Pollen is one of the triggers of allergic reactions. Food is another. 90 percent of all allergic reactions associated with food are caused by milk, eggs, nuts, wheat, soy, fish and shellfish. An allergic reaction occurs when one or more of the body’s tissues and cells are exposed to substances that are foreign to the body, such as pollen and gluten. When the body is exposed to these substances, a defensive reaction is triggered which our bodies handle differently and which has different effects depending on how prepared or sensitive we are.
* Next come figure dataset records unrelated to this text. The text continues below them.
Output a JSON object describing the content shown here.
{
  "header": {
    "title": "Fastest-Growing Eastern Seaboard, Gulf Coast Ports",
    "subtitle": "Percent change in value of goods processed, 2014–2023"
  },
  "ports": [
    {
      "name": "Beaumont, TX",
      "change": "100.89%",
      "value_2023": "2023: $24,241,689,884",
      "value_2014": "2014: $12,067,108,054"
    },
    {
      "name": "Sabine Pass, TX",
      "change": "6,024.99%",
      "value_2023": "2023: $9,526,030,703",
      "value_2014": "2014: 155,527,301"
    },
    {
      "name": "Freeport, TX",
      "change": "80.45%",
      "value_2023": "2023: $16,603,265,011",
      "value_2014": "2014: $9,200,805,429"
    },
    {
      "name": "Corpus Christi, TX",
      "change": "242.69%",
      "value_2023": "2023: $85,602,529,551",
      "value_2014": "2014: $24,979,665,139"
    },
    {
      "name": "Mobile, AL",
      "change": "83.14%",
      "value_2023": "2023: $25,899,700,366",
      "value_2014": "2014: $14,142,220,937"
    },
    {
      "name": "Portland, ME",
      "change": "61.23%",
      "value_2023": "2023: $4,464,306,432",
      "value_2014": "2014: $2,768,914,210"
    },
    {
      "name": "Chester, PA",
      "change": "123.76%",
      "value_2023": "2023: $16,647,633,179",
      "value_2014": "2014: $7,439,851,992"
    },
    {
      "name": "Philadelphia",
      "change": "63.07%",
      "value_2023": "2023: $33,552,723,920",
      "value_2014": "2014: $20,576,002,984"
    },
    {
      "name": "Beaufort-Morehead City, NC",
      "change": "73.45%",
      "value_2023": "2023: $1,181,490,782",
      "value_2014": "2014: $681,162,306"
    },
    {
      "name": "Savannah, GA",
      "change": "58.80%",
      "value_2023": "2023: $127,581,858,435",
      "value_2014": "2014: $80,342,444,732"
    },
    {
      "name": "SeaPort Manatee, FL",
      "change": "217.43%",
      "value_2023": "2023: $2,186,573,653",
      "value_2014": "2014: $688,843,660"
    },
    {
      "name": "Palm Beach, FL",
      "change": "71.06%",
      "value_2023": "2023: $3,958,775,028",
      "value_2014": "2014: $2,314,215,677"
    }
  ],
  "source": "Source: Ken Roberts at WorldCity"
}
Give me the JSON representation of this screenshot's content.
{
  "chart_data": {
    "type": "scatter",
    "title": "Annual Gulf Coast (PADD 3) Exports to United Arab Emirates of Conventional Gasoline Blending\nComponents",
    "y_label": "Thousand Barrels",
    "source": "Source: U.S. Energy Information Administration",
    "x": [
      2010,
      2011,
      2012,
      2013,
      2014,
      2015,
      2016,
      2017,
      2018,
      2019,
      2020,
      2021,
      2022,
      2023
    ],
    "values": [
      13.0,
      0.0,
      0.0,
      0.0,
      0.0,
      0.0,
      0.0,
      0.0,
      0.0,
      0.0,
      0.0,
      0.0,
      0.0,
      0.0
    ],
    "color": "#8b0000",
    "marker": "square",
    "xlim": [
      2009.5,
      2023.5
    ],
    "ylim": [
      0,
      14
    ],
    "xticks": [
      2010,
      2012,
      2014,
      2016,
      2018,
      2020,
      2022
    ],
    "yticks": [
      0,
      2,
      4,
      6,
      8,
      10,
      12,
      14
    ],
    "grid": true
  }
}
Studies conducted on animals have shown that the body’s normal defence mechanisms are largely disrupted if the gut flora is unbalanced, or exposed to antibiotics or other chemicals. For example, mice that were exposed to antibiotics during the neonatal period developed peanut allergies much later in life.
Probiotics have been tested as a treatment for allergies in laboratory animals. Lactobacilli have been shown to have a strong inhibitory effect on the development of asthma in mice. Tests are also being performed on humans. As early as 15 years ago, Finnish researchers treated pregnant women from families who were severely affected by allergies with probiotics during their last months of pregnancy. The newborn babies were treated for another six months, which turned out to halve the incidence of allergies.
A well-functioning gut flora is thus a prerequisite for proper protection against a variety of allergies. People who are unable to develop a healthy gut flora and a strong immune system are vulnerable to allergies and chronic diseases. In order to develop a healthy gut flora with lots of benign bacteria that protect against diseases, we need to consume plant fibres. Many modern people, however, consume industrially produced Western food, low in those fibres that benign gut bacteria love.
If you want to avoid future allergies, it may be a good idea to consume a high-fibre diet, or to add benign bacteria to your diet in another way. Research has shown that children with allergies have lower levels of the short-chain fatty acids known as propionic acid, acetic acid and butyric acid in their gut compared with children that don’t suffer from allergies. Adding healthy fibre to your diet seems, among other things, to increase these important short-chain fatty acids in the intestine.